Saturday, March 18, 2006

The students are revolting (again)

You’d think they would have other things to worry about, what with exams due in a couple of months. But no, the Paris students are out there again, demonstrating, even rioting.

This is not quite a repetition of 1968 but a bit unpleasant for Prime Minister Dominique de Villepin all the same.

As these demos are in the pretty Quartier Latin, where there are lots of attractive bars, cafes and restaurants and not in some ghastly banlieu, the journalists have been reporting them in full (more or less).

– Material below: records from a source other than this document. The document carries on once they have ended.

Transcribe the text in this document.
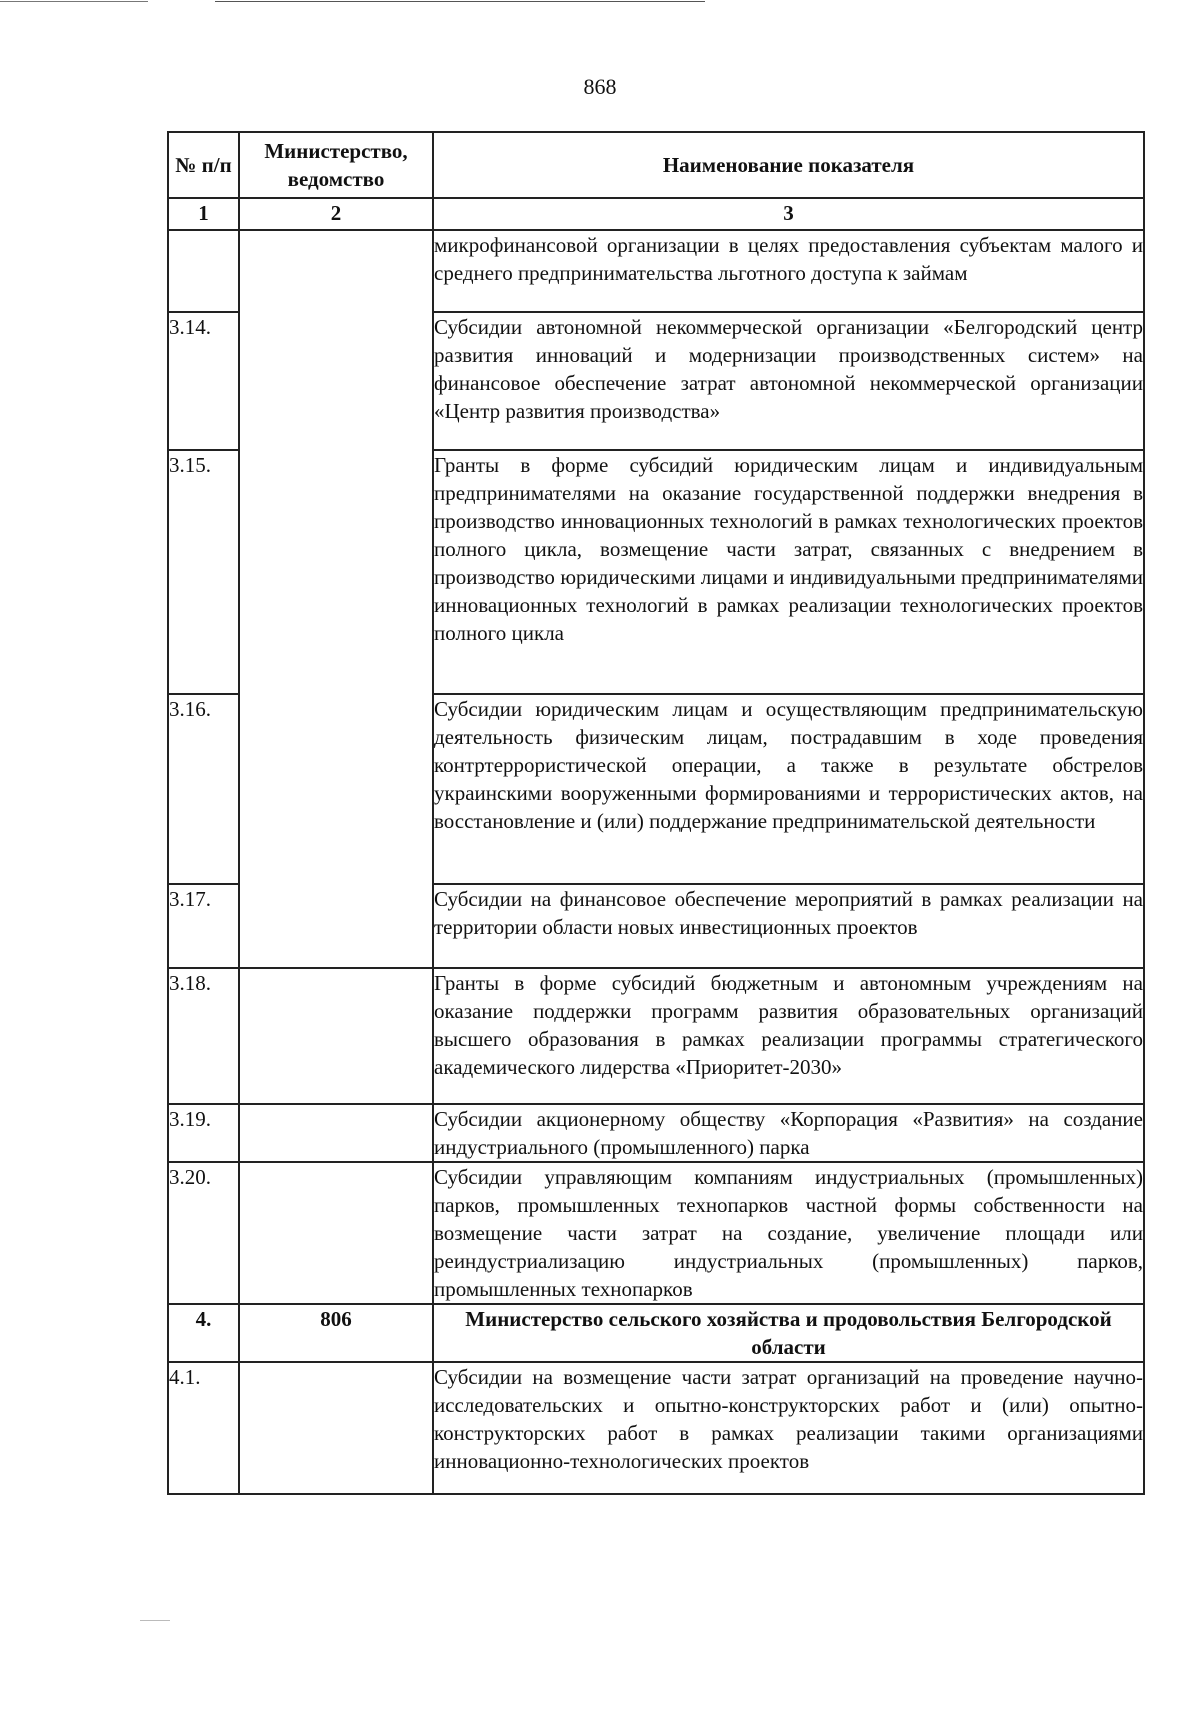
868
№ п/п	Министерство, ведомство	Наименование показателя
1	2	3
		микрофинансовой организации в целях предоставления субъектам малого и среднего предпринимательства льготного доступа к займам
3.14.		Субсидии автономной некоммерческой организации «Белгородский центр развития инноваций и модернизации производственных систем» на финансовое обеспечение затрат автономной некоммерческой организации «Центр развития производства»
3.15.		Гранты в форме субсидий юридическим лицам и индивидуальным предпринимателями на оказание государственной поддержки внедрения в производство инновационных технологий в рамках технологических проектов полного цикла, возмещение части затрат, связанных с внедрением в производство юридическими лицами и индивидуальными предпринимателями инновационных технологий в рамках реализации технологических проектов полного цикла
3.16.		Субсидии юридическим лицам и осуществляющим предпринимательскую деятельность физическим лицам, пострадавшим в ходе проведения контртеррористической операции, а также в результате обстрелов украинскими вооруженными формированиями и террористических актов, на восстановление и (или) поддержание предпринимательской деятельности
3.17.		Субсидии на финансовое обеспечение мероприятий в рамках реализации на территории области новых инвестиционных проектов
3.18.		Гранты в форме субсидий бюджетным и автономным учреждениям на оказание поддержки программ развития образовательных организаций высшего образования в рамках реализации программы стратегического академического лидерства «Приоритет-2030»
3.19.		Субсидии акционерному обществу «Корпорация «Развития» на создание индустриального (промышленного) парка
3.20.		Субсидии управляющим компаниям индустриальных (промышленных) парков, промышленных технопарков частной формы собственности на возмещение части затрат на создание, увеличение площади или реиндустриализацию индустриальных (промышленных) парков, промышленных технопарков
4.	806	Министерство сельского хозяйства и продовольствия Белгородской области
4.1.		Субсидии на возмещение части затрат организаций на проведение научно-исследовательских и опытно-конструкторских работ и (или) опытно-конструкторских работ в рамках реализации такими организациями инновационно-технологических проектов
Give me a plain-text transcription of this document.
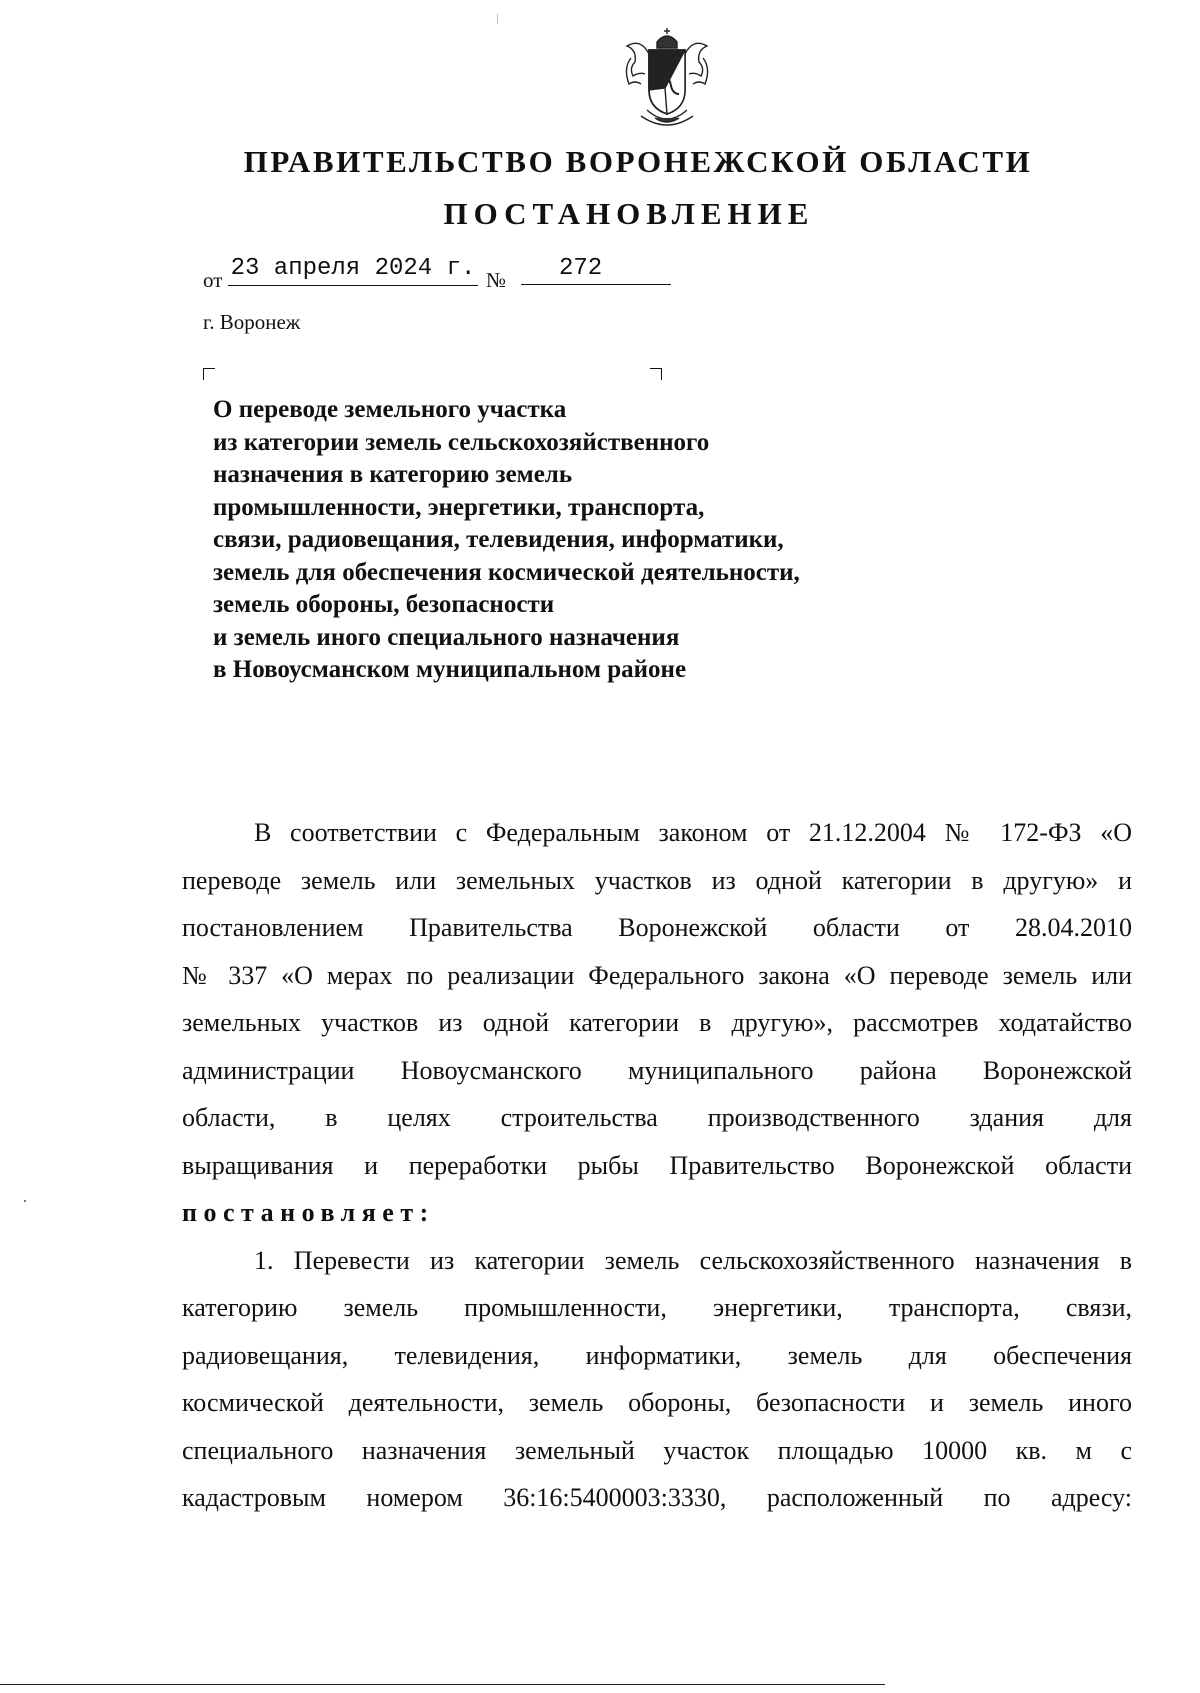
ПРАВИТЕЛЬСТВО ВОРОНЕЖСКОЙ ОБЛАСТИ
ПОСТАНОВЛЕНИЕ
от 23 апреля 2024 г. №	272
г. Воронеж
О переводе земельного участка
из категории земель сельскохозяйственного
назначения в категорию земель
промышленности, энергетики, транспорта,
связи, радиовещания, телевидения, информатики,
земель для обеспечения космической деятельности,
земель обороны, безопасности
и земель иного специального назначения
в Новоусманском муниципальном районе
В соответствии с Федеральным законом от 21.12.2004 № 172-ФЗ «О
переводе земель или земельных участков из одной категории в другую» и
постановлением Правительства Воронежской области от 28.04.2010
№ 337 «О мерах по реализации Федерального закона «О переводе земель или
земельных участков из одной категории в другую», рассмотрев ходатайство
администрации Новоусманского муниципального района Воронежской
области, в целях строительства производственного здания для
выращивания и переработки рыбы Правительство Воронежской области
постановляет:
1. Перевести из категории земель сельскохозяйственного назначения в
категорию земель промышленности, энергетики, транспорта, связи,
радиовещания, телевидения, информатики, земель для обеспечения
космической деятельности, земель обороны, безопасности и земель иного
специального назначения земельный участок площадью 10000 кв. м с
кадастровым номером 36:16:5400003:3330, расположенный по адресу:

The gist of the matter is very simple. It is not about changing the world. If the Sorbonne students had wanted to do that they would have supported Villepin’s proposals. No, they would like the world to stay the same with lots of goodies for them in it and they do not realize that the world as it is, cannot afford those goodies.

French unemployment has hovered between 9 and 10 per cent for a decade now. Unemployment among young people is 23 per cent. All of that would be even higher if a large number of well educated, well qualified young French had not left the country to go and work mostly among the terrible Anglo-Saxes. Around half a million of them are in Britain and very welcome they are, too.

The situation is clearly unsustainable as even the soi-disant poet and philosopher Villepin has realized. Last year he proposed certain changes to employment rules that would make it easier to hire and fire young people for the first two years of their employment with a firm.

Up with this they will not put! As Jeff Randall put it in yesterday’s Daily Telegraph:
“Of all the subjects being taught in the country's 84 state universities, basic economics appears not to be among them. Before any more French students riot over proposed changes to employment laws, they would do well to put down Sartre for five minutes and pick up a copy of Positive Economics by Richard G Lipsey, for many years the standard A-level text book in Britain.”
The need for this sort of elementary text book is quite clear:
“Unlike some of Sartre's more testing ideas, Lipsey is simple to follow. You don't need a bottle of Calvados and a packet of Gitanes to get past the first chapter.

A quick flick through and you'll learn that the real cost of jobs comprises not just wages. Regulations that force businesses to retain staff whom they no longer need are a financial drain and lead to companies thinking twice before recruiting new workers.”
You don’t really need that bottle of Calvados for Sartre either but he and others, even more opaque, certainly seem to have befuddled those young French brains.

La jeunesse priviligée is out there demonstrating against what they see as the undermining of certainty of employment. The trouble is that a very large and growing proportion of young people is facing no certainty but that of prolonged unemployment.